Husk: *rolls eyes* We can't afford a billboard, kid.

Charlie: *wraps her arm over Husk's shoulder* Helpful, Husk. Really glad you're in the room right now. *pushes Husk away* Have you guys forgotten what service we provide?

[Charlie turns on a TV that shows the H.A.Z.B.I.N. brutally murdering people from the overworld as they are paid to do. Charlie whacks a man in the face with a mallet, Husk is blown away firing a shotgun through the mouth of a man tied to a chair, Alastor swings a man back and forth in his mouth, and Angel decapitates someone with a harpoon and laughs. Then, it zooms out to everyone watching the TV, with Alastor, Angel Dust, and Charlie eating popcorn.]

Charlie: Ahh, those were the good times.

Husk: Don't remind me, Charlie. Considering you blew most of our salaries on an stupid fucking AD last week. One that you then additionally paid to have run for a full three hours on a channel... THAT NOBODY EVEN WATCHES!!

Charlie: Uh, hey. Excuse me? What's "stupid" about a super-fun jingle, alright? It's a fun distraction when an advertisement's spittin' bullshit!
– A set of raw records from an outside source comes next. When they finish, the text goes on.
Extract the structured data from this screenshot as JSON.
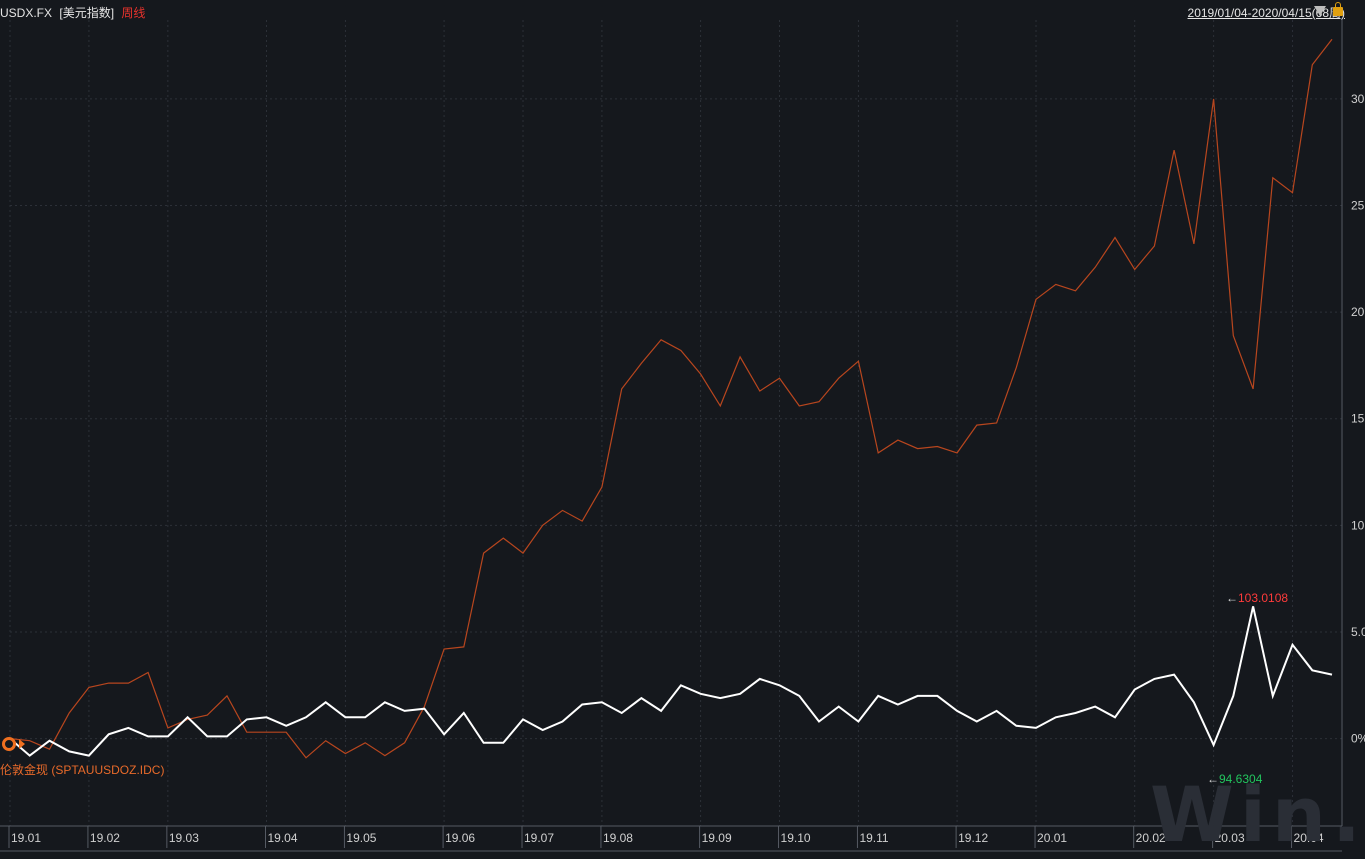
{
  "header": {
    "symbol": "USDX.FX",
    "name": "[美元指数]",
    "period": "周线",
    "range": "2019/01/04-2020/04/15(68周)"
  },
  "series_label": "伦敦金现 (SPTAUUSDOZ.IDC)",
  "annotations": {
    "high": "103.0108",
    "low": "94.6304",
    "arrow": "←"
  },
  "watermark": "Win.d",
  "colors": {
    "background": "#15181d",
    "usdx": "#ffffff",
    "gold": "#b8461e",
    "high": "#ff3b3b",
    "low": "#22c55e",
    "period": "#e8332c"
  },
  "icons": [
    "dropdown-triangle-icon",
    "lock-icon",
    "series-marker-icon"
  ],
  "chart_data": {
    "type": "line",
    "y_unit": "%",
    "y_ticks": [
      {
        "v": 0,
        "label": "0%"
      },
      {
        "v": 5,
        "label": "5.0"
      },
      {
        "v": 10,
        "label": "10"
      },
      {
        "v": 15,
        "label": "15"
      },
      {
        "v": 20,
        "label": "20"
      },
      {
        "v": 25,
        "label": "25"
      },
      {
        "v": 30,
        "label": "30"
      }
    ],
    "ylim": [
      -4.1,
      33.7
    ],
    "x_ticks": [
      {
        "i": 0,
        "label": "19.01"
      },
      {
        "i": 4,
        "label": "19.02"
      },
      {
        "i": 8,
        "label": "19.03"
      },
      {
        "i": 13,
        "label": "19.04"
      },
      {
        "i": 17,
        "label": "19.05"
      },
      {
        "i": 22,
        "label": "19.06"
      },
      {
        "i": 26,
        "label": "19.07"
      },
      {
        "i": 30,
        "label": "19.08"
      },
      {
        "i": 35,
        "label": "19.09"
      },
      {
        "i": 39,
        "label": "19.10"
      },
      {
        "i": 43,
        "label": "19.11"
      },
      {
        "i": 48,
        "label": "19.12"
      },
      {
        "i": 52,
        "label": "20.01"
      },
      {
        "i": 57,
        "label": "20.02"
      },
      {
        "i": 61,
        "label": "20.03"
      },
      {
        "i": 65,
        "label": "20.04"
      }
    ],
    "grid": true,
    "series": [
      {
        "name": "USDX.FX",
        "values": [
          0.0,
          -0.8,
          -0.1,
          -0.6,
          -0.8,
          0.2,
          0.5,
          0.1,
          0.1,
          1.0,
          0.1,
          0.1,
          0.9,
          1.0,
          0.6,
          1.0,
          1.7,
          1.0,
          1.0,
          1.7,
          1.3,
          1.4,
          0.2,
          1.2,
          -0.2,
          -0.2,
          0.9,
          0.4,
          0.8,
          1.6,
          1.7,
          1.2,
          1.9,
          1.3,
          2.5,
          2.1,
          1.9,
          2.1,
          2.8,
          2.5,
          2.0,
          0.8,
          1.5,
          0.8,
          2.0,
          1.6,
          2.0,
          2.0,
          1.3,
          0.8,
          1.3,
          0.6,
          0.5,
          1.0,
          1.2,
          1.5,
          1.0,
          2.3,
          2.8,
          3.0,
          1.7,
          -0.3,
          2.0,
          6.2,
          2.0,
          4.4,
          3.2,
          3.0
        ]
      },
      {
        "name": "伦敦金现 (SPTAUUSDOZ.IDC)",
        "values": [
          0.0,
          -0.1,
          -0.5,
          1.2,
          2.4,
          2.6,
          2.6,
          3.1,
          0.5,
          0.9,
          1.1,
          2.0,
          0.3,
          0.3,
          0.3,
          -0.9,
          -0.1,
          -0.7,
          -0.2,
          -0.8,
          -0.2,
          1.5,
          4.2,
          4.3,
          8.7,
          9.4,
          8.7,
          10.0,
          10.7,
          10.2,
          11.8,
          16.4,
          17.6,
          18.7,
          18.2,
          17.1,
          15.6,
          17.9,
          16.3,
          16.9,
          15.6,
          15.8,
          16.9,
          17.7,
          13.4,
          14.0,
          13.6,
          13.7,
          13.4,
          14.7,
          14.8,
          17.4,
          20.6,
          21.3,
          21.0,
          22.1,
          23.5,
          22.0,
          23.1,
          27.6,
          23.2,
          30.0,
          18.9,
          16.4,
          26.3,
          25.6,
          31.6,
          32.8
        ]
      }
    ]
  }
}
Angel: People love musicals, Husky.

Charlie: Exactly, Angel! And we're basically doin' a musical. *does jazz hands* Are you gonna crush my musical theatre dreams like my mother did?

Husk: Charlie--

Charlie: 'Cause, right now? All I see is just my mom's asshole talking to me! Crushing my dreams of being who I truly am inside.

Angel: You tryin' to crush her dreams, Husky?

Husk: No, I wasn't-- What?

Angel: *flirtatiously* I thought I knew you.

[He playfully sticks his tongue out at him as Husk blushes and rolls his eyes.]

Charlie: I can't believe you, Husk!

[She tearfully holds up an employee of the month plaque with Husk's picture on it.]

Charlie: And after I made you employee of the month!